Dit is een beperkte versie

U kijkt naar een beperkte versie van dit dossier in de EU Monitor.

1. INLEIDING

Verordening (EU) 2019/1148 over het op de markt brengen en het gebruik van precursoren van explosieven (hierna de “verordening” genoemd) stelt geharmoniseerde voorschriften vast inzake het aanbieden, het binnenbrengen, het bezit en het gebruiken van stoffen of mengsels die kunnen worden misbruikt voor de illegale vervaardiging van explosieven, teneinde de beschikbaarheid van die stoffen of mengsels voor particulieren te beperken, en om ervoor te zorgen dat verdachte transacties in de gehele toeleveringsketen adequaat worden gemeld. De controles en beperkingen waarin de verordening voorziet, zijn van toepassing op de in de bijlagen daarbij vermelde stoffen en op mengsels en stoffen die de genoemde stoffen bevatten.
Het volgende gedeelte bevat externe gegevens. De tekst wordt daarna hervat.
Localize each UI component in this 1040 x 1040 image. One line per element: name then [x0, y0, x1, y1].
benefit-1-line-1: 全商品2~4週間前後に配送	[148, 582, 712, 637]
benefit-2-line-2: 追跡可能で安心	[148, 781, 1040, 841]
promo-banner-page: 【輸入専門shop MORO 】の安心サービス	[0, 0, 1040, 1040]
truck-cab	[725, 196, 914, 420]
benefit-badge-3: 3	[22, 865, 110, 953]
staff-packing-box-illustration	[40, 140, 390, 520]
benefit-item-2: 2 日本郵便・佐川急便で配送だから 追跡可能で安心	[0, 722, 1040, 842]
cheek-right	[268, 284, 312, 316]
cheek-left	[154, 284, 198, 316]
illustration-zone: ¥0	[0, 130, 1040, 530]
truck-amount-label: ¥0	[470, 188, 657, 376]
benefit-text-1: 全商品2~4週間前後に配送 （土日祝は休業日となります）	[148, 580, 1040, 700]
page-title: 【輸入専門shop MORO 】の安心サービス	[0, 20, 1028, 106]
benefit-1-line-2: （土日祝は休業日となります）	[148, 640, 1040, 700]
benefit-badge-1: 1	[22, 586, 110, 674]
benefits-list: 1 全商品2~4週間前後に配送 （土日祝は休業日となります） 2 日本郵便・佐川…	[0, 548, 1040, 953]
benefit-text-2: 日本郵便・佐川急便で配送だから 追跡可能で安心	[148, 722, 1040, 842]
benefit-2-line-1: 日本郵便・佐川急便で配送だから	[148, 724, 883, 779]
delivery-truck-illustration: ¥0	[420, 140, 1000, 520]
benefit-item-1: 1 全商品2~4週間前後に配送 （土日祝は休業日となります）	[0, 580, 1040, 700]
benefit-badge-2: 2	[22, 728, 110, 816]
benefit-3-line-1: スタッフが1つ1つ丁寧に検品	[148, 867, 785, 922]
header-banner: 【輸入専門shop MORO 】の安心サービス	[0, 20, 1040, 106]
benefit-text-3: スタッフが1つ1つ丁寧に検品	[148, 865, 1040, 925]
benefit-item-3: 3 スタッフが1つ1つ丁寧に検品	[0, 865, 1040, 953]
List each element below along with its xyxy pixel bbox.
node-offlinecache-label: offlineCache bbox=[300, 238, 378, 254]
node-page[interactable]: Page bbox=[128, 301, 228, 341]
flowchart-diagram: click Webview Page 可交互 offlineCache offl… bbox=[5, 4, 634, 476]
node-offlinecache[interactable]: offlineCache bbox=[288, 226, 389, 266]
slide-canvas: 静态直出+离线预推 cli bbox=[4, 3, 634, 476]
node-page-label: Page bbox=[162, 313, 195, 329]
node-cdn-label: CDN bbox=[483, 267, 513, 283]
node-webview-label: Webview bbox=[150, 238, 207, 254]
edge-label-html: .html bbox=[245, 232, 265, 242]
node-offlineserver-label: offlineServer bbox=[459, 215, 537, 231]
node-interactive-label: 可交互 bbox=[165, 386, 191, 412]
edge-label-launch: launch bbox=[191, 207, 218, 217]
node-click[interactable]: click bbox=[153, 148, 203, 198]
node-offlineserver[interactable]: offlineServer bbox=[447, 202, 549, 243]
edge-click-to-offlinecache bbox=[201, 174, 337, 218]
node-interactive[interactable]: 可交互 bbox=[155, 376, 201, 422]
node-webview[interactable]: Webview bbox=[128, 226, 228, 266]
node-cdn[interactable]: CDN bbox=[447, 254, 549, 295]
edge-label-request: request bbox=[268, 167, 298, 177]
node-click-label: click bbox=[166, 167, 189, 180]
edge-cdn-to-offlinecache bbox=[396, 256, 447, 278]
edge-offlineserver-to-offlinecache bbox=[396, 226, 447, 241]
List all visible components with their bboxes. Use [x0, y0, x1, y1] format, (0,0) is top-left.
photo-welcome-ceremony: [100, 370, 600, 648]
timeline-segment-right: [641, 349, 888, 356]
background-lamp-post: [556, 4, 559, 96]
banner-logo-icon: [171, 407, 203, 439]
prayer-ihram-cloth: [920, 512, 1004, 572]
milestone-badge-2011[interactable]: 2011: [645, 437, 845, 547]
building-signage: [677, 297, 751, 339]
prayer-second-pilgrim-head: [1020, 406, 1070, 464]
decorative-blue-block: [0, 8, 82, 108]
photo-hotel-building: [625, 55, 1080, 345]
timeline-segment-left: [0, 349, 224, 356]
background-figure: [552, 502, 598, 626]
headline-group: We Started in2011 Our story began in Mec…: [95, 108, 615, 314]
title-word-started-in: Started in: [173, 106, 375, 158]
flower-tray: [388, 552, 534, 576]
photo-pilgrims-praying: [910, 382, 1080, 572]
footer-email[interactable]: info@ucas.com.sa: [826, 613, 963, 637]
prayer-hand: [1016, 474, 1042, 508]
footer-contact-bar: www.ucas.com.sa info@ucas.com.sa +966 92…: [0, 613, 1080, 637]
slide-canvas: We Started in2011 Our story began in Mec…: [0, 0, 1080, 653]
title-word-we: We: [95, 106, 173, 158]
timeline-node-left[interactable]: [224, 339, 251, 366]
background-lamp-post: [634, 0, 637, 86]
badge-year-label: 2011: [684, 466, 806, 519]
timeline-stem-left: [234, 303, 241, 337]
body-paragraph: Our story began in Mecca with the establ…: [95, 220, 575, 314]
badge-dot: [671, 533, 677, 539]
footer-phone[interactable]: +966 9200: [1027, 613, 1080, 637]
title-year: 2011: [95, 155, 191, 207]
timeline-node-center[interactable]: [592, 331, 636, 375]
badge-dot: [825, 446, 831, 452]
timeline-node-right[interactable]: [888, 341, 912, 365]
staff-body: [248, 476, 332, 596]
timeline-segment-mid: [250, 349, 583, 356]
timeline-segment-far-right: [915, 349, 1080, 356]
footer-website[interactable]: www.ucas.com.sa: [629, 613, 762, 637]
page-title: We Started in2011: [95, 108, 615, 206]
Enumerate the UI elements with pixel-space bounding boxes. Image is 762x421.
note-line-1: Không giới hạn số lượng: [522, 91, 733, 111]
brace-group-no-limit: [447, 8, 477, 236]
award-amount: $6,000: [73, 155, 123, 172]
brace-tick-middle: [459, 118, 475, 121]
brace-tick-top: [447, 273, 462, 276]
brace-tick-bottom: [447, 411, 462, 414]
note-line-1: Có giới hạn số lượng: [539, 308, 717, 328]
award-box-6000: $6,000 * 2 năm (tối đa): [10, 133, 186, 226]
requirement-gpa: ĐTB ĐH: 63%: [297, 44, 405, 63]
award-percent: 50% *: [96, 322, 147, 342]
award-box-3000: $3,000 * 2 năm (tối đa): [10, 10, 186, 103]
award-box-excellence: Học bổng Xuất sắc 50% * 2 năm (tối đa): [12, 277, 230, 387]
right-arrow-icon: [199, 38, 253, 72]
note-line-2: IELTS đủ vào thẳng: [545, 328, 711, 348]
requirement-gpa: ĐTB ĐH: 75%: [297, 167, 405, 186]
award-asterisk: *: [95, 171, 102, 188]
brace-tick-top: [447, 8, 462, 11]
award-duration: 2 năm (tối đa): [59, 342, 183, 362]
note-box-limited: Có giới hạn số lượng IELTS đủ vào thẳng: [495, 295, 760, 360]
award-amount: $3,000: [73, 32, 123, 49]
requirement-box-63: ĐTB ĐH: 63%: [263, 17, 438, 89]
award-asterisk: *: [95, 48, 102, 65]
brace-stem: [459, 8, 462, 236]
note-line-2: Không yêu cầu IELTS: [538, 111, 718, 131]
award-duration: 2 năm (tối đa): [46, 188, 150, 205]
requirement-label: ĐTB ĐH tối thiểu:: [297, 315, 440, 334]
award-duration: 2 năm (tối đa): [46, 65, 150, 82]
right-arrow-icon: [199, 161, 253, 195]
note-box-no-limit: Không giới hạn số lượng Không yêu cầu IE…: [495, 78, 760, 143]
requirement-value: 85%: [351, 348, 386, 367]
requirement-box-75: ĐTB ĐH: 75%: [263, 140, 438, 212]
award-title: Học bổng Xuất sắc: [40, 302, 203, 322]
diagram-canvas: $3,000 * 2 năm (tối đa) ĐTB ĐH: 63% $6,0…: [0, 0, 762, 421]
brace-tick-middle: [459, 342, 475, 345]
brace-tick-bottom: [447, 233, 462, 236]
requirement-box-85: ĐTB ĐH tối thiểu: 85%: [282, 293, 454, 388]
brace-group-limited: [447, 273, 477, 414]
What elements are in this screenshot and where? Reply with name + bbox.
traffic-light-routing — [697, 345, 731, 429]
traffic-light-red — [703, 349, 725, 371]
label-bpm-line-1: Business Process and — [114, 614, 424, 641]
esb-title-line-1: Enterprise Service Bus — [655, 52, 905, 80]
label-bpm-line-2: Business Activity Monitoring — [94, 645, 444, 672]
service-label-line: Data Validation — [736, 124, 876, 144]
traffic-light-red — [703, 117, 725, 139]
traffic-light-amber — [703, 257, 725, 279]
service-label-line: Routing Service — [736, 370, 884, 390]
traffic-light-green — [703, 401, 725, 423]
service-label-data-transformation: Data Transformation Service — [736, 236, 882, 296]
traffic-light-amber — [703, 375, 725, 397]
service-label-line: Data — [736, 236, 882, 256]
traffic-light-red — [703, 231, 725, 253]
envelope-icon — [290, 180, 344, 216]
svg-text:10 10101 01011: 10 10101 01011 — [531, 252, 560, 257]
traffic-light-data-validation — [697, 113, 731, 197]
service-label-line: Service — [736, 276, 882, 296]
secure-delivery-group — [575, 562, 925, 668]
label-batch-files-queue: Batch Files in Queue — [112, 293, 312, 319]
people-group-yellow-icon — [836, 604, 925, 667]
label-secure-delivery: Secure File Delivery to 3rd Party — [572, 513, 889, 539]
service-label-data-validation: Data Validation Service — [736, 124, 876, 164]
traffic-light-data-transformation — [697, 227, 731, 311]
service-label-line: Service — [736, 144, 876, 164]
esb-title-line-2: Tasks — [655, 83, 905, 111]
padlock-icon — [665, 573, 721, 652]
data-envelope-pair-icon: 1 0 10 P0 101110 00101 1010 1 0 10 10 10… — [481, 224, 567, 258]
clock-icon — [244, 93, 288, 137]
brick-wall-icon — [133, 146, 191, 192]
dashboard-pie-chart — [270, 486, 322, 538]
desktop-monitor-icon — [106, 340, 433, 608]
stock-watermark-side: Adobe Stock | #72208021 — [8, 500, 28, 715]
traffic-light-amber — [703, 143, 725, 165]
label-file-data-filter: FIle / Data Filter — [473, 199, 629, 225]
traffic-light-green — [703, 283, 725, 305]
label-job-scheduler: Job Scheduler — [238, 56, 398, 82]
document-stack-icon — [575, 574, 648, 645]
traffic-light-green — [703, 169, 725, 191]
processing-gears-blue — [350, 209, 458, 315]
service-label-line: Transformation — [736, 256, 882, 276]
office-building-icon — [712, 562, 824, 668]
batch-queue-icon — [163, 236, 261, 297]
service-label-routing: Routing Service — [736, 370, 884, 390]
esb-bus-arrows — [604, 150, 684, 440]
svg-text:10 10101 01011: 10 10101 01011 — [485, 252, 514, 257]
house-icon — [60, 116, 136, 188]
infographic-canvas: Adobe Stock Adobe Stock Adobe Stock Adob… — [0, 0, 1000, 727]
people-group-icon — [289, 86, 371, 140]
Uit hoofde van artikel 15 van de verordening is de Commissie bevoegd gedelegeerde handelingen vast te stellen tot wijziging van de verordening door: a) aanpassing van de grenswaarden in bijlage I, voor zover dat nodig is om in te spelen op ontwikkelingen in het misbruik van stoffen als precursor voor explosieven of op grond van onderzoek en tests; b) de toevoeging van nieuwe stoffen aan bijlage II waar dat nodig is om in te spelen op ontwikkelingen in het misbruik van stoffen als precursor voor explosieven.

Het Permanent Comité precursoren, een door de Commissie voorgezeten deskundigengroep die bestaat uit vertegenwoordigers van de lidstaten en industrieverenigingen, ondersteunt de Commissie bij het faciliteren en monitoren van de uitvoering van Verordening (EU) 2019/1148.

De verordening is een belangrijk instrument voor de bestrijding van terrorisme en misdaad in de Europese Unie, omdat zij voorkomt dat terroristen of criminelen precursoren van explosieven kunnen verwerven die zouden kunnen worden gebruikt om zelfgemaakte explosieven te vervaardigen. Terroristen hebben dergelijke zelfgemaakte explosieven gebruikt bij verscheidene terroristische aanslagen in de EU, waaronder die in Parijs in 2015, in Brussel in 2016, in Manchester en Parsons Green in 2017 en in Lyon in 2019.


1.

Rechtsgrondslag



Dit verslag moet worden opgesteld uit hoofde van artikel 16, lid 2, van de verordening. Op grond van die bepaling wordt de bevoegdheid om gedelegeerde handelingen vast te stellen met ingang van 31 juli 2019 voor een periode van vijf jaar aan de Commissie toegekend. Bovendien moet de Commissie uiterlijk negen maanden voor het einde van de termijn van vijf jaar, dat wil zeggen 31 oktober 2023, een verslag over de bevoegdheidsdelegatie opstellen.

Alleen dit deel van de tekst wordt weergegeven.